As this is the same sample (Alst-1_6989) is distributed among different lanes (SRR3460433,SRR3460434,SRR3460435,SRR3460436) which should be joined by comma not as a separate command as follows and I want the name of the sample (Alst-1_6989) in the output file (Alst-1_6989.bam), currently its name of the distributed library. Its just one example I have thousands of sample with a variable number of distributed library, so we need to keep this thing in mind.

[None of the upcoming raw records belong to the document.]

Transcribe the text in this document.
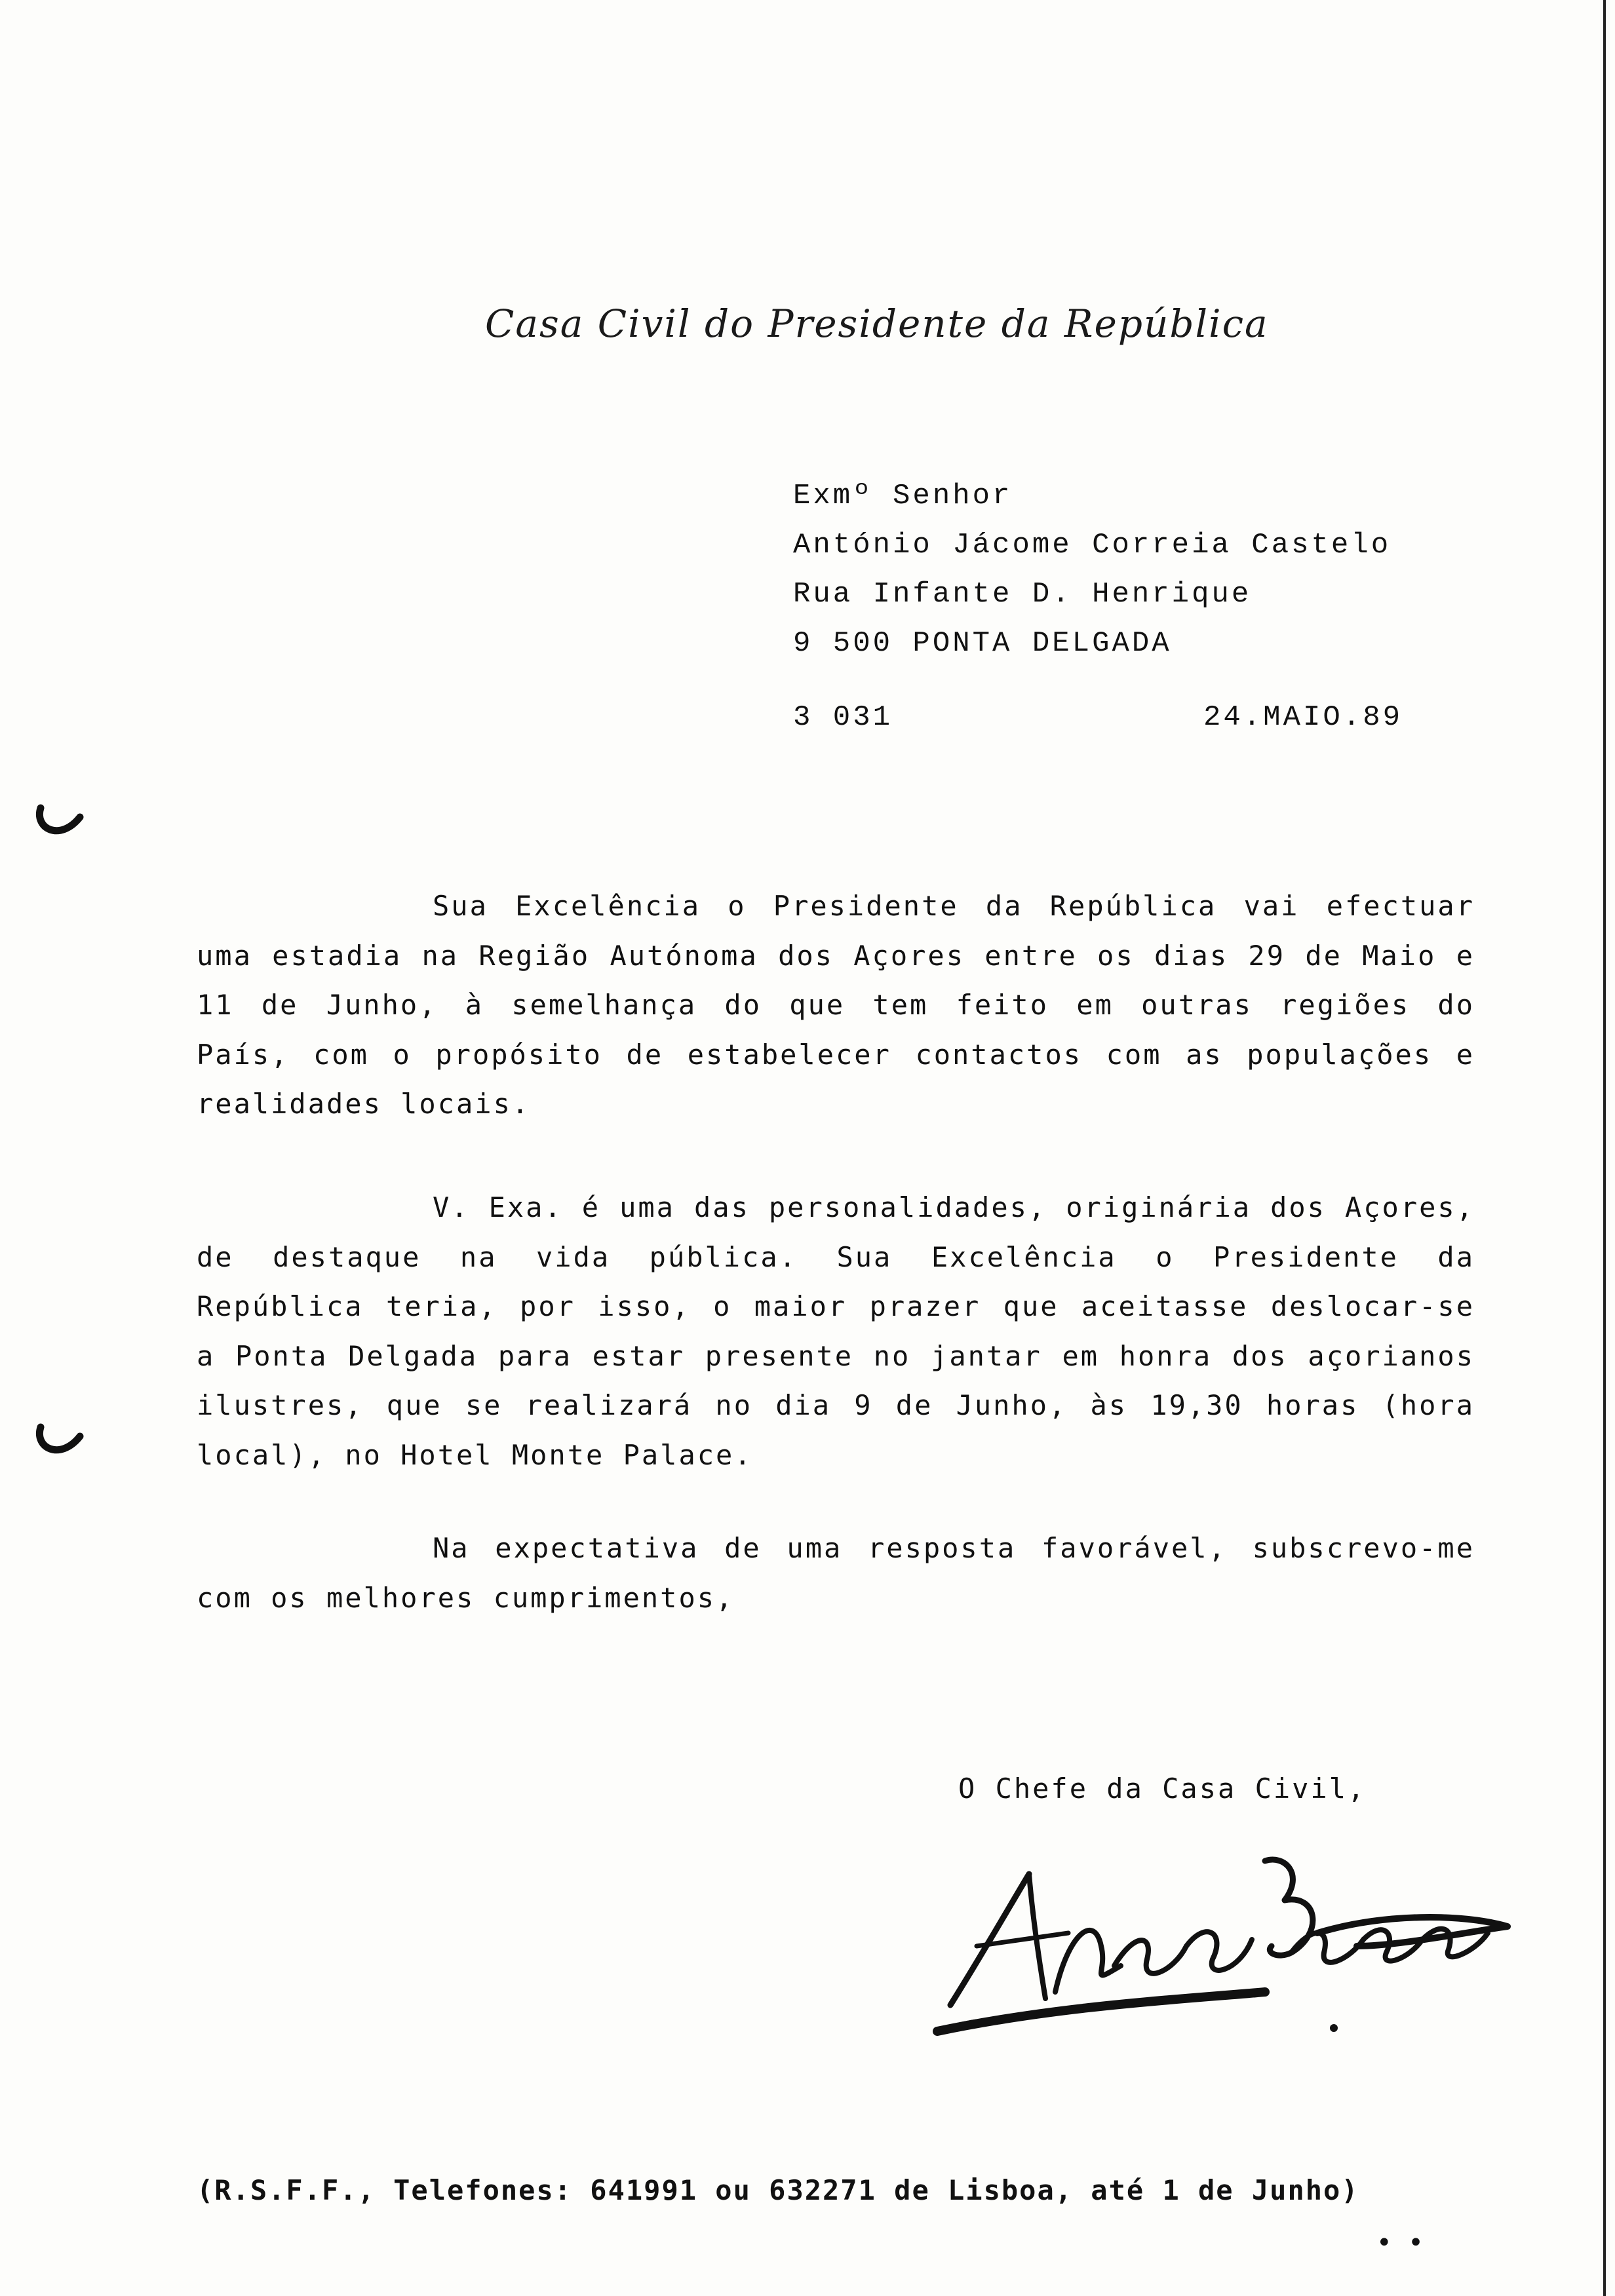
Casa Civil do Presidente da República
Exmº Senhor
António Jácome Correia Castelo
Rua Infante D. Henrique
9 500 PONTA DELGADA
3 031	24.MAIO.89
Sua Excelência o Presidente da República vai efectuar uma estadia na Região Autónoma dos Açores entre os dias 29 de Maio e 11 de Junho, à semelhança do que tem feito em outras regiões do País, com o propósito de estabelecer contactos com as populações e realidades locais.
V. Exa. é uma das personalidades, originária dos Açores, de destaque na vida pública. Sua Excelência o Presidente da República teria, por isso, o maior prazer que aceitasse deslocar-se a Ponta Delgada para estar presente no jantar em honra dos açorianos ilustres, que se realizará no dia 9 de Junho, às 19,30 horas (hora local), no Hotel Monte Palace.
Na expectativa de uma resposta favorável, subscrevo-me com os melhores cumprimentos,
O Chefe da Casa Civil,
(R.S.F.F., Telefones: 641991 ou 632271 de Lisboa, até 1 de Junho)
• •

HISAT/hisat2-2.1.0/hisat2 --p 8 --min-intronlen 60 --max-intronlen 6000 --dta -x Hisat2_index/arabidopsis -U data/1547_2015/Accessions/Alst-1_6989/transcriptome/fastq/trim/SRR3460433.fastq.bz2_trimmed.fq.gz,data/1547_2015/Accessions/Alst-1_6989/transcriptome/fastq/trim/SRR3460434.fastq.bz2_trimmed.fq.gz,data/1547_2015/Accessions/Alst-1_6989/transcriptome/fastq/trim/SRR3460435.fastq.bz2_trimmed.fq.gz,data/1547_2015/Accessions/Alst-1_6989/transcriptome/fastq/trim/SRR3460436.fastq.bz2_trimmed.fq.gz -S data/1547_2015/Accessions/Alst-1_6989/transcriptome/fastq/trim/Alst-1_6989.bam

I think some neseted for loop can work or something like this, Any help will be highly appreciated.


Solution

  • Don't parse ls.

    Full path filenames shouldn't be dups, so I dropped the sort.
    I'm going to assume a reasonable number of files per sample.
    For that -

    base="$PWD"
    cmdtrunk="HISAT/hisat2-2.1.0/hisat2 --p 8 --min-intronlen 60 --max-intronlen 6000 --dta -x Hisat2_index/arabidopsis -U "
    shopt -s nullglob                         # return empty if not matched
    for sample in data/1547_2015/Accessions/* # assumes no spaces, etc
    do [[ -d "$base/$sample" ]] || continue   # ignore files in this dir
       lst=( $( find "$base/$sample/transcriptome/fastq/trim/" -name \*.fastq.bz2_trimmed.fq.gz -print0 |
           while read -r -d '' f; do printf "%s\n" "$f"; done ) ) 
       if (( ${#lst[@]} ))
       then stack="$( printf "%s," "${lst[@]}" )"
            printf " %s\n" "$cmdtrunk ${stack%,} -S $base/$sample/${sample##*/}.bam"
       fi
    done
    

    I don't have anything like this structure, so haven't tested this as much as I'd like. Still, but all it does is print the commands, which you can save and inspect before executing.

    Let me know what's broken and we'll fix it.